Dieser Artikel steht exemplarisch für eine weit verbreitete Globalisierungskritik – wie weit verbreitet, zeigen beispielsweise die durchweg zustimmenden, teils euphorischen Leserzuschriften, die zwei Wochen später in der ZEIT veröffentlicht worden sind. Aber diese Haltung ist geprägt von einer Kombination aus Naivität, Kurzschlüssen und Ahnungslosigkeit. Daher: Widerspruch! – und man weiß kaum, wo beginnen. Fangen wir mal mit der Unter-Überschrift an.

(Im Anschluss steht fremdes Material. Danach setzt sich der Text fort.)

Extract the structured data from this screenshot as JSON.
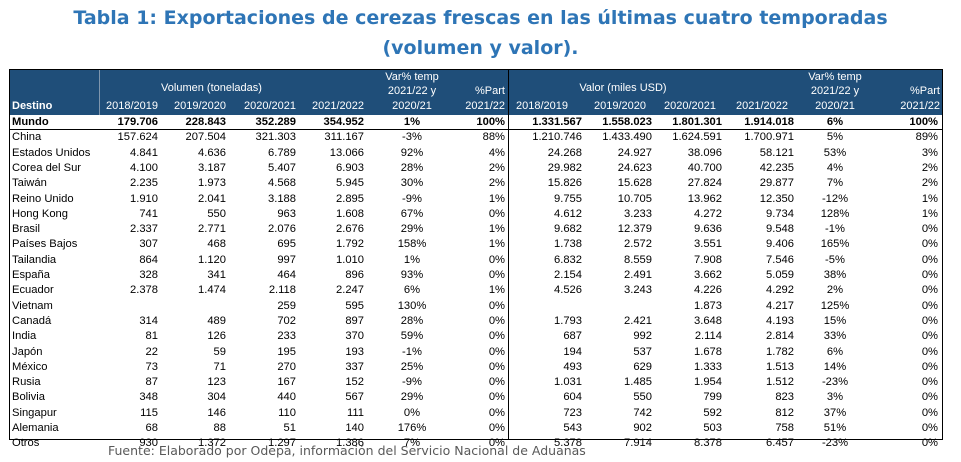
{
  "title": {
    "line1": "Tabla 1: Exportaciones de cerezas frescas en las últimas cuatro temporadas",
    "line2": "(volumen y valor)."
  },
  "header": {
    "destino": "Destino",
    "volumen_group": "Volumen (toneladas)",
    "valor_group": "Valor (miles USD)",
    "var_label_1": "Var% temp",
    "var_label_2": "2021/22 y",
    "var_label_3": "2020/21",
    "part_label_1": "%Part",
    "part_label_2": "2021/22",
    "seasons": [
      "2018/2019",
      "2019/2020",
      "2020/2021",
      "2021/2022"
    ],
    "val_seasons": [
      "2018/2019",
      "2019/2020",
      "2020/2021",
      "2021/2022"
    ]
  },
  "rows": [
    {
      "destino": "Mundo",
      "v": [
        "179.706",
        "228.843",
        "352.289",
        "354.952"
      ],
      "vvar": "1%",
      "vpart": "100%",
      "m": [
        "1.331.567",
        "1.558.023",
        "1.801.301",
        "1.914.018"
      ],
      "mvar": "6%",
      "mpart": "100%"
    },
    {
      "destino": "China",
      "v": [
        "157.624",
        "207.504",
        "321.303",
        "311.167"
      ],
      "vvar": "-3%",
      "vpart": "88%",
      "m": [
        "1.210.746",
        "1.433.490",
        "1.624.591",
        "1.700.971"
      ],
      "mvar": "5%",
      "mpart": "89%"
    },
    {
      "destino": "Estados Unidos",
      "v": [
        "4.841",
        "4.636",
        "6.789",
        "13.066"
      ],
      "vvar": "92%",
      "vpart": "4%",
      "m": [
        "24.268",
        "24.927",
        "38.096",
        "58.121"
      ],
      "mvar": "53%",
      "mpart": "3%"
    },
    {
      "destino": "Corea del Sur",
      "v": [
        "4.100",
        "3.187",
        "5.407",
        "6.903"
      ],
      "vvar": "28%",
      "vpart": "2%",
      "m": [
        "29.982",
        "24.623",
        "40.700",
        "42.235"
      ],
      "mvar": "4%",
      "mpart": "2%"
    },
    {
      "destino": "Taiwán",
      "v": [
        "2.235",
        "1.973",
        "4.568",
        "5.945"
      ],
      "vvar": "30%",
      "vpart": "2%",
      "m": [
        "15.826",
        "15.628",
        "27.824",
        "29.877"
      ],
      "mvar": "7%",
      "mpart": "2%"
    },
    {
      "destino": "Reino Unido",
      "v": [
        "1.910",
        "2.041",
        "3.188",
        "2.895"
      ],
      "vvar": "-9%",
      "vpart": "1%",
      "m": [
        "9.755",
        "10.705",
        "13.962",
        "12.350"
      ],
      "mvar": "-12%",
      "mpart": "1%"
    },
    {
      "destino": "Hong Kong",
      "v": [
        "741",
        "550",
        "963",
        "1.608"
      ],
      "vvar": "67%",
      "vpart": "0%",
      "m": [
        "4.612",
        "3.233",
        "4.272",
        "9.734"
      ],
      "mvar": "128%",
      "mpart": "1%"
    },
    {
      "destino": "Brasil",
      "v": [
        "2.337",
        "2.771",
        "2.076",
        "2.676"
      ],
      "vvar": "29%",
      "vpart": "1%",
      "m": [
        "9.682",
        "12.379",
        "9.636",
        "9.548"
      ],
      "mvar": "-1%",
      "mpart": "0%"
    },
    {
      "destino": "Países Bajos",
      "v": [
        "307",
        "468",
        "695",
        "1.792"
      ],
      "vvar": "158%",
      "vpart": "1%",
      "m": [
        "1.738",
        "2.572",
        "3.551",
        "9.406"
      ],
      "mvar": "165%",
      "mpart": "0%"
    },
    {
      "destino": "Tailandia",
      "v": [
        "864",
        "1.120",
        "997",
        "1.010"
      ],
      "vvar": "1%",
      "vpart": "0%",
      "m": [
        "6.832",
        "8.559",
        "7.908",
        "7.546"
      ],
      "mvar": "-5%",
      "mpart": "0%"
    },
    {
      "destino": "España",
      "v": [
        "328",
        "341",
        "464",
        "896"
      ],
      "vvar": "93%",
      "vpart": "0%",
      "m": [
        "2.154",
        "2.491",
        "3.662",
        "5.059"
      ],
      "mvar": "38%",
      "mpart": "0%"
    },
    {
      "destino": "Ecuador",
      "v": [
        "2.378",
        "1.474",
        "2.118",
        "2.247"
      ],
      "vvar": "6%",
      "vpart": "1%",
      "m": [
        "4.526",
        "3.243",
        "4.226",
        "4.292"
      ],
      "mvar": "2%",
      "mpart": "0%"
    },
    {
      "destino": "Vietnam",
      "v": [
        "",
        "",
        "259",
        "595"
      ],
      "vvar": "130%",
      "vpart": "0%",
      "m": [
        "",
        "",
        "1.873",
        "4.217"
      ],
      "mvar": "125%",
      "mpart": "0%"
    },
    {
      "destino": "Canadá",
      "v": [
        "314",
        "489",
        "702",
        "897"
      ],
      "vvar": "28%",
      "vpart": "0%",
      "m": [
        "1.793",
        "2.421",
        "3.648",
        "4.193"
      ],
      "mvar": "15%",
      "mpart": "0%"
    },
    {
      "destino": "India",
      "v": [
        "81",
        "126",
        "233",
        "370"
      ],
      "vvar": "59%",
      "vpart": "0%",
      "m": [
        "687",
        "992",
        "2.114",
        "2.814"
      ],
      "mvar": "33%",
      "mpart": "0%"
    },
    {
      "destino": "Japón",
      "v": [
        "22",
        "59",
        "195",
        "193"
      ],
      "vvar": "-1%",
      "vpart": "0%",
      "m": [
        "194",
        "537",
        "1.678",
        "1.782"
      ],
      "mvar": "6%",
      "mpart": "0%"
    },
    {
      "destino": "México",
      "v": [
        "73",
        "71",
        "270",
        "337"
      ],
      "vvar": "25%",
      "vpart": "0%",
      "m": [
        "493",
        "629",
        "1.333",
        "1.513"
      ],
      "mvar": "14%",
      "mpart": "0%"
    },
    {
      "destino": "Rusia",
      "v": [
        "87",
        "123",
        "167",
        "152"
      ],
      "vvar": "-9%",
      "vpart": "0%",
      "m": [
        "1.031",
        "1.485",
        "1.954",
        "1.512"
      ],
      "mvar": "-23%",
      "mpart": "0%"
    },
    {
      "destino": "Bolivia",
      "v": [
        "348",
        "304",
        "440",
        "567"
      ],
      "vvar": "29%",
      "vpart": "0%",
      "m": [
        "604",
        "550",
        "799",
        "823"
      ],
      "mvar": "3%",
      "mpart": "0%"
    },
    {
      "destino": "Singapur",
      "v": [
        "115",
        "146",
        "110",
        "111"
      ],
      "vvar": "0%",
      "vpart": "0%",
      "m": [
        "723",
        "742",
        "592",
        "812"
      ],
      "mvar": "37%",
      "mpart": "0%"
    },
    {
      "destino": "Alemania",
      "v": [
        "68",
        "88",
        "51",
        "140"
      ],
      "vvar": "176%",
      "vpart": "0%",
      "m": [
        "543",
        "902",
        "503",
        "758"
      ],
      "mvar": "51%",
      "mpart": "0%"
    },
    {
      "destino": "Otros",
      "v": [
        "930",
        "1.372",
        "1.297",
        "1.386"
      ],
      "vvar": "7%",
      "vpart": "0%",
      "m": [
        "5.378",
        "7.914",
        "8.378",
        "6.457"
      ],
      "mvar": "-23%",
      "mpart": "0%"
    }
  ],
  "source": "Fuente: Elaborado por Odepa, información del Servicio Nacional de Aduanas",
  "colors": {
    "title": "#2E75B6",
    "header_bg": "#1F4E79",
    "header_text": "#FFFFFF",
    "source": "#595959"
  }
}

„Die Überlegenheit des westlichen Lebensstils hat sich als Illusion erwiesen. Wie konnten wir nur daran glauben?“
Da fragt man sich doch, auf welchem Planet der Autor eigentlich gerade lebt? Worum kämpfen die Ukrainer gerade nochmal mit erbitterter Verzweiflung gegen die Russen? Weshalb wollen Finnen und Schweden plötzlich dringend in die NATO, scharen sich Europäer, Australier, Japaner, Koreaner usw. eng um die USA, sind sich die westlichen Länder nah und einig wie lange nicht? Illusionärer westlicher Lebensstil? Nein, überall dort, wo Menschen das Recht und die Möglichkeit, haben, frei und unbeeinflusst zu wählen, wählen sie den „westlichen Lebensstil“ und gehen dafür auf die Straße, lassen sich dafür verprügeln, einsperren und foltern, ob in Belarus, Venezuela, Hongkong, Iran, Kirgisistan, usw., usw. – er erscheint so populär wie lange nicht mehr.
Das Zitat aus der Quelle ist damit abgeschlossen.